C’est vrai de tout temps, et c’est vrai, en particulier, en période de crise.

 

Les chiffres qui viennent d’être évoqués sont révélateurs de la crise que nous traversons.

 

L’augmentation encore cette année des procédures collectives et son flot de liquidations judiciaires, ne doit pas être considérée comme une fatalité.

 

C’est à nous, juges consulaires, qu’il revient de détecter, de prévenir et d’assister les entreprises en difficulté.

 

C’est à nous qu’il revient de dire le droit, dans un contexte particulier où une décision juridique entraîne parfois de lourdes conséquences humaines et économiques.

 

La crise est donc un véritable défit pour nos juridictions.

 

Pour le justiciable, les premiers fondements de la sécurité, de sa sécurité,  sont la compétence, l’éthique et la légitimité de son juge.

 

Développer la compétence du juge consulaire, c’est précisément l’objectif fixé par l’ouverture de l’Ecole Nationale de la Magistrature, il y a plus de 5 ans, à nos juges.

 

La formation initiale est devenue obligatoire.

 

Elle concerne l’ensemble des juges nouvellement élus chaque année.

 

 Nos juges y sont présents.

 

La proximité de Toulouse facilite également l’accès aux formations qui y sont organisées.

 

Notre tribunal s’inscrit aussi dans cette dynamique, des formations y sont organisées et les plus anciens d’entre nous forment maintenant nos plus jeunes collègues.

 

Non loin de la compétence et de la formation se trouve l’éthique du juge, c'est-à-dire son impartialité, son intégrité, et son indépendance.

 

 

Formation, traçabilité des règles de déontologie, légitimité de l’élection des juges, sont  autant de caractères qui répondent à l’exigence d’une modernité et d’une sécurité du justiciable.

 

La modernité de notre tâche nous commande des actions concrètes et vérifiables.

 

Le regard du juge a dû changer et s’adapter.

 

Détenteur de l’autorité, il se doit d’assurer le contradictoire du débat, et la transparence des décisions retenues.

 

Comme toutes les juridictions, les Tribunaux de Commerce sont soumis aux exigences des justiciables qui aujourd’hui, plus que par le passé, veulent comprendre les mécanismes de leur justice.

 

Le fonctionnement de nos juridictions doit être clair.

 

Les justiciables doivent retenir de leur contact avec la justice, le sentiment d’un fonctionnement clair et compréhensible.

 

La modernité exigée dans l’accomplissement de notre tâche, a donc nécessité d’entreprendre une démarche qualité.

 

L’ensemble des juges consulaires l’a entreprise avec le Conseil National des Greffiers et le Conseil National des Administrateurs et Mandataires de justice.

 

Cette démarche consiste à définir un ensemble de bonnes pratiques, assurer  la clarté des motivations, le strict respect des règles, la maîtrise des délais et des frais de justice.

 

Agir en référence à des règles déontologiques vérifiables, organiser un accueil se rendre disponible pour les justiciables, c’est l’objectif que nous nous sommes fixé.

 

Des commissions communes ont permis de valider plusieurs bonnes pratiques en matière de prévention, de mise en état ou d’expertise.

 

L’engagement de tous les participants, a permis de pérenniser cet esprit dans une charte de qualité nationale.

 

Celle-ci trace ce qu’il est convenu d’appeler les voies de progrès dans l’ensemble de la justice consulaire.

 

Nos mandataires y sont déjà largement sensibilisés, et leur volonté d’y participer aux côtés du tribunal, nous permettra d’améliorer encore nos pratiques.

 

Pour être tout à fait complet sur ce sujet, il convient de remarquer que notre Tribunal est sans nul doute privilégié, car notre Greffier Maître OUDENOT est un acteur fort de cette démarche au niveau national.

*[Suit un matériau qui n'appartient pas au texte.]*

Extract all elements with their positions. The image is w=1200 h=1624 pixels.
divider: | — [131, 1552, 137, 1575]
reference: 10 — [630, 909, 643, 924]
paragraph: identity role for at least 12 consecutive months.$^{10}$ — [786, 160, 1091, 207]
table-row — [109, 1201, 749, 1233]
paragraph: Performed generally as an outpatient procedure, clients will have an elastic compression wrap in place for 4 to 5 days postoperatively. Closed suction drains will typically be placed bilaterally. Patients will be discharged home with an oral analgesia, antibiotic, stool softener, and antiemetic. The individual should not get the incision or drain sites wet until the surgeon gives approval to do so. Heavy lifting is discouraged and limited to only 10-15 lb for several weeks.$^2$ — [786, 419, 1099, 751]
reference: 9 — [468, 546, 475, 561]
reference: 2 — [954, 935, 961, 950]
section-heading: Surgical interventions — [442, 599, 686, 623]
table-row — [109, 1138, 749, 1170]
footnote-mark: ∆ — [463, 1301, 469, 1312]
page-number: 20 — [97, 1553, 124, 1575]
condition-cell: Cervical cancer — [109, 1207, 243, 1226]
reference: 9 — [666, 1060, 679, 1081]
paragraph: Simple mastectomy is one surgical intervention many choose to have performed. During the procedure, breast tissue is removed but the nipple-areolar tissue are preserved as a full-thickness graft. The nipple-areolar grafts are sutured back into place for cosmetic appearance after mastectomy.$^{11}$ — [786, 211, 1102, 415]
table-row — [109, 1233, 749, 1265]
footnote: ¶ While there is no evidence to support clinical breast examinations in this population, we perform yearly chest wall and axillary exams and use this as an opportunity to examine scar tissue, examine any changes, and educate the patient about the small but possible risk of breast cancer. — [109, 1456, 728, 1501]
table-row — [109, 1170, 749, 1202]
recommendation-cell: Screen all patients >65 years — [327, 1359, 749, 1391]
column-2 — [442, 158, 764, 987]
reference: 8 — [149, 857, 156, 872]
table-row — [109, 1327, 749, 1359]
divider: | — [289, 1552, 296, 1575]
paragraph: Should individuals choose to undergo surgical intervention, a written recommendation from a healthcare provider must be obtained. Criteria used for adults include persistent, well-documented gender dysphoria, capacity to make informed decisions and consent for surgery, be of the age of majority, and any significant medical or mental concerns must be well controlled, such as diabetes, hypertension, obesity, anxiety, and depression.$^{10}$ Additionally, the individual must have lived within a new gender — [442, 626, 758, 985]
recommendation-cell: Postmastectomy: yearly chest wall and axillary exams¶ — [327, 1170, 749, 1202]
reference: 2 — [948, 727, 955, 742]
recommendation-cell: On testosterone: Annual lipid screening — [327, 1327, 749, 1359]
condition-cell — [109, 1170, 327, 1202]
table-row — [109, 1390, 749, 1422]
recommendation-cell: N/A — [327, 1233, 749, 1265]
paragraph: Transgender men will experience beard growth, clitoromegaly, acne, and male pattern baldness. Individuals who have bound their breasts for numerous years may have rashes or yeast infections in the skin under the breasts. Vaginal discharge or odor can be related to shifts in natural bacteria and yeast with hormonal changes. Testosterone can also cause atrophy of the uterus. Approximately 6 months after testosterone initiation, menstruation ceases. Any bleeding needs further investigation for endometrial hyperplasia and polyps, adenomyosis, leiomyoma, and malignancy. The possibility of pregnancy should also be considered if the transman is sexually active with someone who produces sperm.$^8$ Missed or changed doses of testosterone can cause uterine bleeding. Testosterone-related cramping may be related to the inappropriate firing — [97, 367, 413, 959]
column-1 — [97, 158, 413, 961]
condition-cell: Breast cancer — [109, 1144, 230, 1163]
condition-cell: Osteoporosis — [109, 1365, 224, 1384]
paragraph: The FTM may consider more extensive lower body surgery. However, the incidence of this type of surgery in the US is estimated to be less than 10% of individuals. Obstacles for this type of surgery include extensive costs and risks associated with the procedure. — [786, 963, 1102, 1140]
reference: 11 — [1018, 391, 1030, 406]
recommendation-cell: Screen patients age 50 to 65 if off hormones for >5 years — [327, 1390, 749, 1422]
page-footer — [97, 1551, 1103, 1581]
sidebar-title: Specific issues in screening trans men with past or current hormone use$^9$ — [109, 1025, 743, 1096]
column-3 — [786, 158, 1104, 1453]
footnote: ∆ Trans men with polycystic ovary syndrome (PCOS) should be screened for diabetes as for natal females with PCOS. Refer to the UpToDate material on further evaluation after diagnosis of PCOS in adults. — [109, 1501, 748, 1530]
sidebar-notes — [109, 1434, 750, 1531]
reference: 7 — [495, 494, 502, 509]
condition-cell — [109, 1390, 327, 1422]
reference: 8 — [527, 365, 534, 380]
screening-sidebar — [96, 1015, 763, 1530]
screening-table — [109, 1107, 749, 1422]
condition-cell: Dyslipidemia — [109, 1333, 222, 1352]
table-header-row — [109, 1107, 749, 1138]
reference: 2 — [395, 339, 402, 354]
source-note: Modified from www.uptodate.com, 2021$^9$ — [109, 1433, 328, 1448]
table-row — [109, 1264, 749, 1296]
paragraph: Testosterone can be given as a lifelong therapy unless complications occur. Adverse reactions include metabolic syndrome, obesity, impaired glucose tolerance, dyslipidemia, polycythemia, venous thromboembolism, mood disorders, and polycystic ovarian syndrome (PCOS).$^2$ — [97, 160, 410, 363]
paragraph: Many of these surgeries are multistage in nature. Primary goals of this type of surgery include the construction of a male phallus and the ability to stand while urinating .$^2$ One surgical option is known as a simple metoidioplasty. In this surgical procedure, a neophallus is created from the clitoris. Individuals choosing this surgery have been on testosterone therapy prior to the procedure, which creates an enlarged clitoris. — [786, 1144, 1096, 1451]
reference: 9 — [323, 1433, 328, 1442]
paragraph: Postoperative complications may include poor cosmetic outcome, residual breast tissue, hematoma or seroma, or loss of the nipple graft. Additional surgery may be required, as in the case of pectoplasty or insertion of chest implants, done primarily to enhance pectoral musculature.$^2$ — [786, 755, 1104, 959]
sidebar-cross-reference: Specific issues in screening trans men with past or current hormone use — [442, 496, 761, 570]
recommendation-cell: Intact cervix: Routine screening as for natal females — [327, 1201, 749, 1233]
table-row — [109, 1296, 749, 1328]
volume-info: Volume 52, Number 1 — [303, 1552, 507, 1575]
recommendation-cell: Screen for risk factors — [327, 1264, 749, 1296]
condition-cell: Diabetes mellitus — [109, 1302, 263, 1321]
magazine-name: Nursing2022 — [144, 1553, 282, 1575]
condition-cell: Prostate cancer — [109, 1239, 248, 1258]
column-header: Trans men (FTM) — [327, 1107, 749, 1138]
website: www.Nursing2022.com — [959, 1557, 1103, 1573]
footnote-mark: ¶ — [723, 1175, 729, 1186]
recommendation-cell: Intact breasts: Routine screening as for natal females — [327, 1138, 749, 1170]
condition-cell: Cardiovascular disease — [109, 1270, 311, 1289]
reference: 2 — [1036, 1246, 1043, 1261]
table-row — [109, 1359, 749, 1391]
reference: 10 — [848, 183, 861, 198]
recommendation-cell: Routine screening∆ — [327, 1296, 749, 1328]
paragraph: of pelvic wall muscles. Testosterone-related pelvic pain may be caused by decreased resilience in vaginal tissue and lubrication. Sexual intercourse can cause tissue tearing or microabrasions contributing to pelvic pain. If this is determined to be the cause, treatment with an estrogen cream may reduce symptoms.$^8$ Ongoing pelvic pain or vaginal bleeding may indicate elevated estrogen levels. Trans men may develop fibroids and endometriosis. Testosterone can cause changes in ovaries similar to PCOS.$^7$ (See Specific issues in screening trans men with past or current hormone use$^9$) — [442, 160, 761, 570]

Son investissement l’amène, aujourd’hui, à être pressenti pour être très prochainement le Président du Conseil National des Greffiers.

Nous avons donc beaucoup de chance et nous le savons.

Cette démarche qualité doit nous aider dans nos actions de prévention.

Plus que jamais nos entreprises sont fragiles.

 

Celles-ci sont de plus en plus petites.

 

 Plus de 90% ont moins de 5 salariés.

 Elles sont de plus en plus sous capitalisées.

 

 Les bâtiments d’exploitation sont, bien souvent, des locations financières.

 

Les matériels d’exploitation sont en leasing ou sous clause de réserve de propriété, l’encours client est sous le régime de l’affacturage.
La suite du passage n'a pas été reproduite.